“Accept responsibility, and power will be given to you. Taller trees grow from lower ground” – Tao Te Ching
A few days ago, a friend and I got into a discussion about divorce and blame. We discussed the common tactic of assigning fault to explain a divorce: “she was a bitch” and “he was an asshole”. That makes it so easy, doesn’t it? And in the complicated world of divorce, we relish the easy explanation- especially if it absolves us of guilt.
It was Gandhi who suggested “you must be the change you wish to see in the world”, and I believe that’s true. In an effort to “be the change”, I’ve decided to publicly take responsibility for my role in the meltdown of my marriage. For those of you who are new to this site, it was my ex-husband who initially suggested that we separate. I later found out that he’d been seeing someone else. I could easily pin the whole thing on him, but it wasn’t all his fault. Here are some of my contributions:
- I got married when I knew I shouldn’t have.
- I (knowingly) didn’t fulfill my husband’s domestic, emotional or sexual needs.
- I participated in horrible fights which marred the respect we had for each other.

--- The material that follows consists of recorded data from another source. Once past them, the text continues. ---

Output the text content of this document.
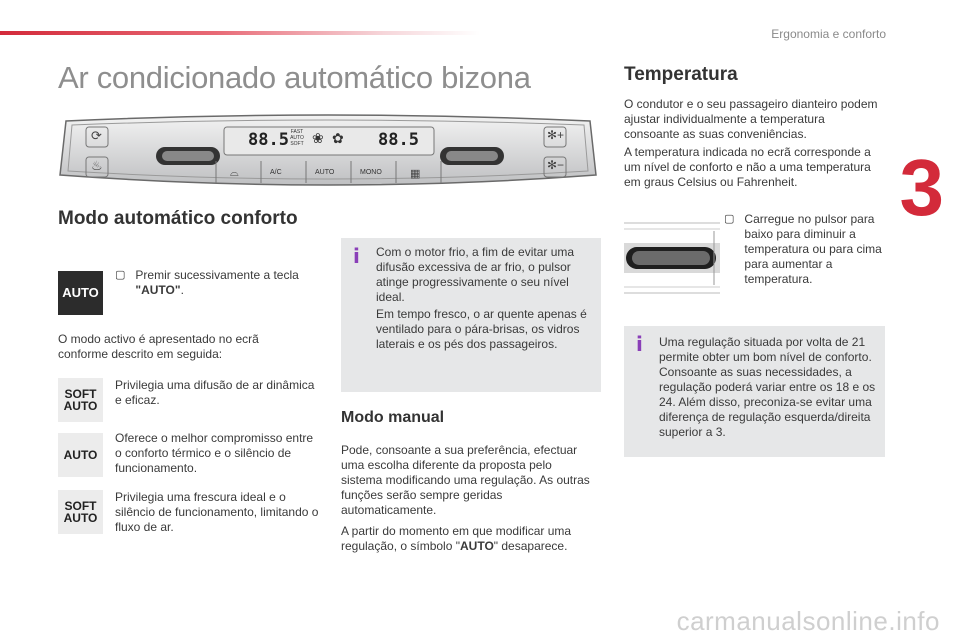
Ergonomia e conforto
3
carmanualsonline.info
Ar condicionado automático bizona
88.5 FAST
AUTO
SOFT ❀ ✿ 88.5
⟳
♨
✻+
✻−
⌓	A/C	AUTO	MONO	▦
Modo automático conforto
AUTO
▢ Premir sucessivamente a tecla "AUTO".

O modo activo é apresentado no ecrã conforme descrito em seguida:

SOFT
AUTO

Privilegia uma difusão de ar dinâmica e eficaz.

AUTO

Oferece o melhor compromisso entre o conforto térmico e o silêncio de funcionamento.

SOFT
AUTO

Privilegia uma frescura ideal e o silêncio de funcionamento, limitando o fluxo de ar.

i Com o motor frio, a fim de evitar uma difusão excessiva de ar frio, o pulsor atinge progressivamente o seu nível ideal.

Em tempo fresco, o ar quente apenas é ventilado para o pára-brisas, os vidros laterais e os pés dos passageiros.

Modo manual

Pode, consoante a sua preferência, efectuar uma escolha diferente da proposta pelo sistema modificando uma regulação. As outras funções serão sempre geridas automaticamente.

A partir do momento em que modificar uma regulação, o símbolo "AUTO" desaparece.

Temperatura

O condutor e o seu passageiro dianteiro podem ajustar individualmente a temperatura consoante as suas conveniências.

A temperatura indicada no ecrã corresponde a um nível de conforto e não a uma temperatura em graus Celsius ou Fahrenheit.

▢ Carregue no pulsor para baixo para diminuir a temperatura ou para cima para aumentar a temperatura.

i Uma regulação situada por volta de 21 permite obter um bom nível de conforto. Consoante as suas necessidades, a regulação poderá variar entre os 18 e os 24. Além disso, preconiza-se evitar uma diferença de regulação esquerda/direita superior a 3.
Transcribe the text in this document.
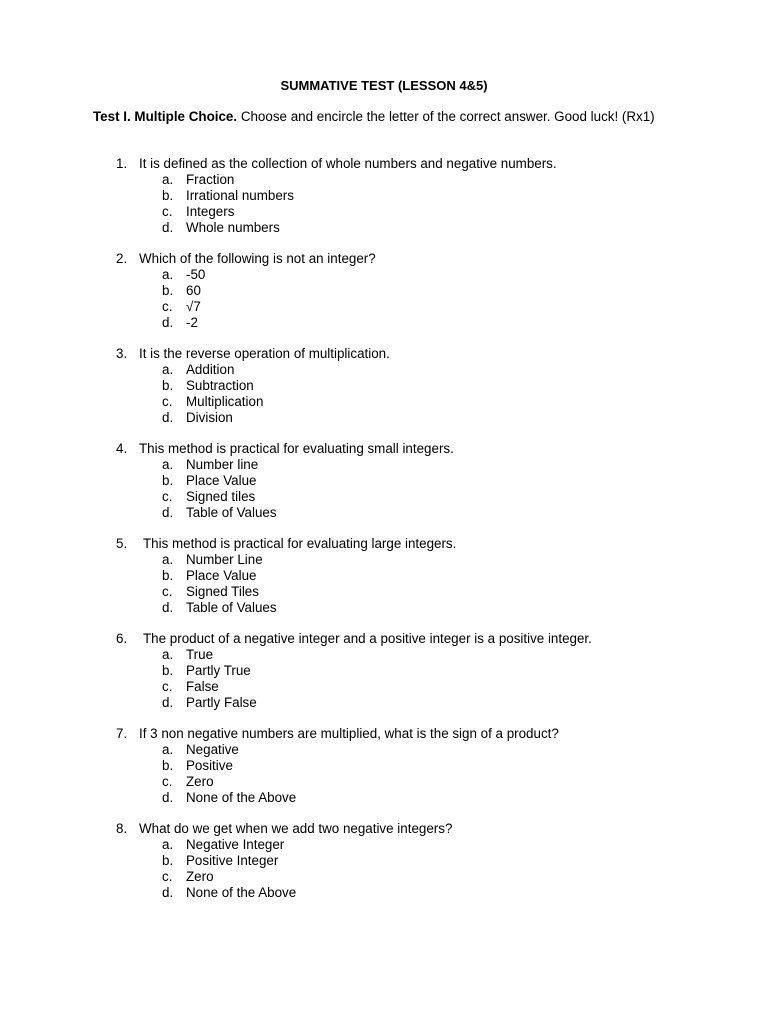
SUMMATIVE TEST (LESSON 4&5)
Test I. Multiple Choice. Choose and encircle the letter of the correct answer. Good luck! (Rx1)
1. It is defined as the collection of whole numbers and negative numbers.
a. Fraction
b. Irrational numbers
c. Integers
d. Whole numbers
2. Which of the following is not an integer?
a. -50
b. 60
c. √7
d. -2
3. It is the reverse operation of multiplication.
a. Addition
b. Subtraction
c. Multiplication
d. Division
4. This method is practical for evaluating small integers.
a. Number line
b. Place Value
c. Signed tiles
d. Table of Values
5. This method is practical for evaluating large integers.
a. Number Line
b. Place Value
c. Signed Tiles
d. Table of Values
6. The product of a negative integer and a positive integer is a positive integer.
a. True
b. Partly True
c. False
d. Partly False
7. If 3 non negative numbers are multiplied, what is the sign of a product?
a. Negative
b. Positive
c. Zero
d. None of the Above
8. What do we get when we add two negative integers?
a. Negative Integer
b. Positive Integer
c. Zero
d. None of the Above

- When possible, I avoided him instead of embracing him.
- I was neither appreciative nor accepting of his affection.
- When he told me he wanted to work it out, I told him I didn’t.
“There is nothing either good or bad, but thinking makes it so.” That being said (originally by Shakespeare), the above list is not a regretful one. It is plainly stated facts… facts which can (and will, I’m sure) be judged based on the emotional filters of whoever reads this post. Of course I had reasons for making the choices I did. And of course, I regret the emotional turmoil endured by everyone involved. Yet, it is what it is and none of it can be altered now.
I claim to be neither a hero, a victim nor a villain. I’m just claiming ownership of what is mine.